Varying particle size selectivity of soil erosion along a cultivated catena

Sheet erosion is a complex multi-factor-dependent process with high spatial heterogeneity on hillslopes. Although the individual factors have been well studied, their aggregated effect on size-selective erosional processes is highly uncertain. Therefore, this study concentrates on the aggregate size distribution and effective particle size distribution (PSD) of the aggregates in the soil loss, collected from different simulated hillslope positions and surface conditions. These simulated hillslope positions combine moisture content from the extremely dry to the saturated with related slope positions of 2, 5, and 12% steepness and different surface roughness (tilled and crusted surfaces) modelled in a laboratory rainfall simulator.
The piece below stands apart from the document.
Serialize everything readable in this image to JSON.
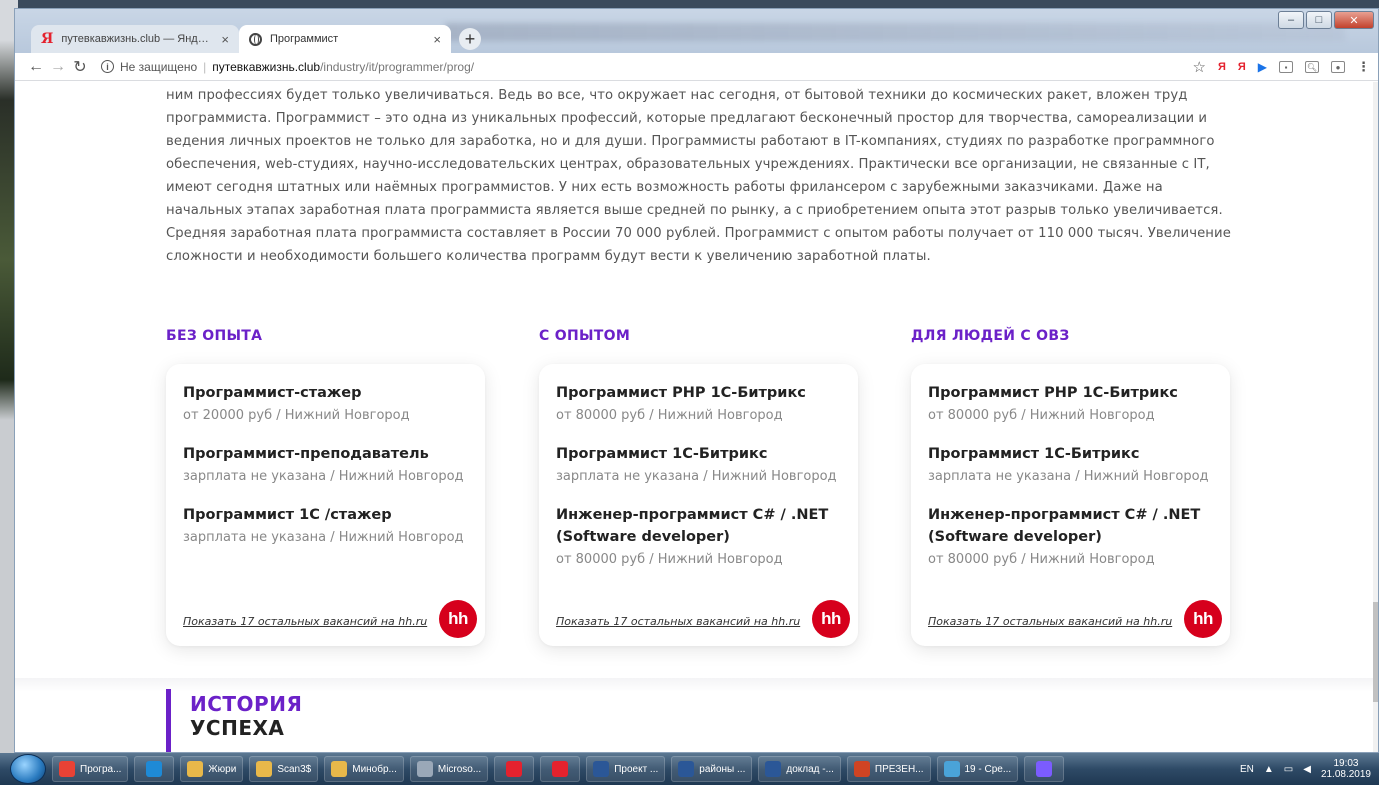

Using hierarchical cluster analysis, the PSD of the aggregates was separated into three groups based on the differences in the 59-116 mu m range of the PSD histograms, namely, macro-aggregates, 50-250 mu m sized micro-aggregates, and <50 mu m sized fractions were classified into distinct groups, although some micro-aggregate samples were classified into the macro-aggregate group. PSDs from the 50-250 mu m aggregate size fraction were clustered into a group of macro-aggregates if the PSD changed with time (during the rainfall event), notably on rough surfaces. The role of the specified size range in the classification is believed to be due to the parallel presence of aggregates and single particles in this range. As aggregates have a lower density than mineral particles, they tend to be enriched in soil loss under low-energy runoff conditions. Moreover, all samples in the <50 mu m fraction clustered into the macro-aggregate group were eroded from the smooth/crusted surface, probably due to the presence of larger particles. The results indicate that the combined effect of erosional factors is not apparent, and the impact of the crust and extreme moisture content on the selectivity and size distribution of the sediment requires further investigation.